Nome que também reflete a realidade, “adormecida”, mas nela ao mesmo tempo que adormeceu no tempo, que não soube acordar para uma realidade que a deixa às escuras e vazia nas noites longas de inverno. Perdeu alguma vida, alguma iniciativa, alguma influência, deixou de ser referência como um farol que iluminava o vale, único e aconchegante, vale de Besteiros incrustado na serra do Caramulo.
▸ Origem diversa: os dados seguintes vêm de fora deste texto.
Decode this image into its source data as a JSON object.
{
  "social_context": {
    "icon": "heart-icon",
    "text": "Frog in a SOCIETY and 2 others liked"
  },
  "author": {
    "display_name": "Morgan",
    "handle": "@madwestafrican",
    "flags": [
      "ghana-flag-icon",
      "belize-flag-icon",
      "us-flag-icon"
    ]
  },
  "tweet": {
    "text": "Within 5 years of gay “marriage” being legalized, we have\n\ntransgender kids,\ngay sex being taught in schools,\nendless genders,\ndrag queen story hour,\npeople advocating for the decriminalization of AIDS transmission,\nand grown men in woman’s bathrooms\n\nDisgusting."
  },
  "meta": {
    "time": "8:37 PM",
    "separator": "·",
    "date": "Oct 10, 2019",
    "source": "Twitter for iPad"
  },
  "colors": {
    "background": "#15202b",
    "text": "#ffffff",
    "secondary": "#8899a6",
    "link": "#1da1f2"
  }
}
Se viajarmos no tempo, cem anos atrás, na segunda década do século XX; Besteiros, na altura, antiga aldeia de Santa Eulália apresentava um dinamismo notável, sendo uma referência na agricultura, ao mesmo tempo, desempenhava um papel importante, na indústria em que era uma referência na industrialização precoce do vale de Besteiros. Nessa altura, um grupo de besteirenses, não só de Santa Eulália, mas todos unidos pelo amor a Besteiros que nem a ideologia e instabilidade republicana, os separava. Lutaram por Besteiros, quiseram alterar o destino, sonharam com a criação do concelho de Besteiros que se estenderia também à serra. Eram diferentes, eram unidos, por ti, Besteiros, não pensavam nas vantagens individuais, mas sim comunitárias, porque o que importa é o todo.

Esta toda letargia atual nos afeta e nos conduz inexoravelmente para o esquecimento. Tens todo um património cultural e imaterial que merece ser inventariado e preservado que se nada se fizer, vai se perder e desaparecer na poeira do tempo. Tudo será uma mera referência de nota de rodapé que ficará nalguns escritos esparsos pelos jornais da época. Se nada se fizer, perderemos todo um conjunto de memórias que não serão sequer tema de conversas de serão.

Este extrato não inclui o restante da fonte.